Bee-eater birds migrate from Africa in late spring. As their name suggests they munch on bees. My village holds a huddle of bee-keepers, which is why these attractive and vividly-marked birds grace us with their presence. Naturally, bee-keepers and bee-eaters are not the best of friends, and the locals will routinely pull a shot gun out whenever they see a bee-eater swarm in the vicinity. Seeing as both bees and bee-eaters are dwindling in numbers I’m ambivalent about the ethics of that. But I’m not of the shooting disposition. And the bee-eaters choose my pines to overnight in.
As I lay on the platform post-yoga that morning and stared into the sky, I was mesmerised by those bee-eaters. They circled and dove directly above me, creating a living, moving display of such beauty and precision it was almost hard to believe it hadn’t been choreographed for the purpose.

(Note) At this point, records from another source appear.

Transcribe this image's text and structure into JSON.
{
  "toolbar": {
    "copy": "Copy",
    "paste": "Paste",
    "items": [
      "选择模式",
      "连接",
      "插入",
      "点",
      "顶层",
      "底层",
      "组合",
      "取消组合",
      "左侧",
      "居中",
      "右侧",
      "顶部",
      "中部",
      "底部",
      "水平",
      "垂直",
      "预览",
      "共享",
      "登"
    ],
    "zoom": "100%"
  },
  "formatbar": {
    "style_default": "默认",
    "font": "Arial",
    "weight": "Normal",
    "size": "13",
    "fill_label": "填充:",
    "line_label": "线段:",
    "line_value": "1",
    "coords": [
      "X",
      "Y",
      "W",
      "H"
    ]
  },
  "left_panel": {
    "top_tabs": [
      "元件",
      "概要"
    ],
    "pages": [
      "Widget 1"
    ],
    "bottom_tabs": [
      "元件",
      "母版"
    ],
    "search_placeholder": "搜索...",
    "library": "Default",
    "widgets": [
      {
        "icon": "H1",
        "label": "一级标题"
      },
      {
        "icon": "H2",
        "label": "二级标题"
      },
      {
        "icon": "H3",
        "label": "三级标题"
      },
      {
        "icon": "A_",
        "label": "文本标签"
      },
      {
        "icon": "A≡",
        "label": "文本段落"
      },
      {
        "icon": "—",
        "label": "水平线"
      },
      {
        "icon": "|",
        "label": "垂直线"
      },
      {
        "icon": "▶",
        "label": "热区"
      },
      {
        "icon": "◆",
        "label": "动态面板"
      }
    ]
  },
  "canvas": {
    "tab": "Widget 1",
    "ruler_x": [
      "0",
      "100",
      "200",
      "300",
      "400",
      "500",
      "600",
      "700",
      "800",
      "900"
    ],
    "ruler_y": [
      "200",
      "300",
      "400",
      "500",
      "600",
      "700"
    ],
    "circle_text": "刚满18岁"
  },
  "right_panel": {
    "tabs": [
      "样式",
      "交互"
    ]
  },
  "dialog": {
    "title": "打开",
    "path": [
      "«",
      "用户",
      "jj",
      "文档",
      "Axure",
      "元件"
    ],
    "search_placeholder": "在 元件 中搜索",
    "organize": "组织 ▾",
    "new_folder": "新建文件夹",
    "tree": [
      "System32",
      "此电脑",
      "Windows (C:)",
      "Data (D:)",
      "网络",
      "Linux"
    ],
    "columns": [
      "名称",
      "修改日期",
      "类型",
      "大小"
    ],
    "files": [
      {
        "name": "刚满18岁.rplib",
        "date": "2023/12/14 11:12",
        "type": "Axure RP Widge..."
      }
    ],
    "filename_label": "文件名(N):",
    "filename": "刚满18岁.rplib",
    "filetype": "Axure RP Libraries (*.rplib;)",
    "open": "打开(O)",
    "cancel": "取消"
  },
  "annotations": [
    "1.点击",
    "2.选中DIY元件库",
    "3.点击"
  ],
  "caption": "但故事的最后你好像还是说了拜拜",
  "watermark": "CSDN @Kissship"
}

My mind returned to my knee and the gas pedal, to driving at break-neck speed after goals, to all the grand plans of my life, none of which have ever turned out how I thought. This adventure, the mountain-house adventure, is an anomaly in my life. It was never planned for. It was never on my ‘to-do’ list at all. I had no great vision of building my own home because I had never considered such a thing could ever give me so much pleasure. But this space apparently didn’t need a plan. It was almost as if it grew by itself, a little like the wild grape vine next to my toilet.
Before this home, I thought I had to do yoga, to breathe and meditate, and follow a set path, in order to find peace and happiness. I was driven, hot on the trail of the elusive goal of enlightenment that so many people bang on about. But awakening is everywhere. It surfs along the sunlight that illuminates the leaves, it flirts with the movement of the air, it thrives in the plants bursting through the soil, it lives in us too.
It’s all quite peculiar really. My bank balance is fairly pathetic. I have no romantic relationship, no prestigious job, no luxury car. In fact I have none of things the powers-that-be would have us believe we need to for success or happiness. None of this matters one iota, because however it appears on the outside, on the inside I feel overwhelmingly complete, almost as though I’ve made it.
I think life is like the bee-eaters. It swirls and dances and makes us gasp in wonder. Things appear and disappear in their own time. Often when we look back over our shoulders, we haven’t a clue how it all came to be. It’s almost as if it just ‘happened’.
Even so, every now again I’ll still kid myself into believing there are things I have to do. I’ll look life in the eye and issue it a few ultimatums, things like, ‘the kitchen MUST be finished by next month.’ or ‘We’re going to get that plaster on, whatEVER it takes.’
And life looks at me, nods ironically and grins. ‘Really?’ it says. ‘You think so?’ Then it’ll give me a knee injury. Or send a deluge of rain. Or make my car break down. Because the picture of our lives can’t be forced or mapped, or even perhaps imagined. We are both creators and creations simultaneously .
I still do yoga and meditate. I still drive too fast as well. But honestly, it was participating in the creation of my home – a home that listened to the Earth – that was ultimately the most enlightening.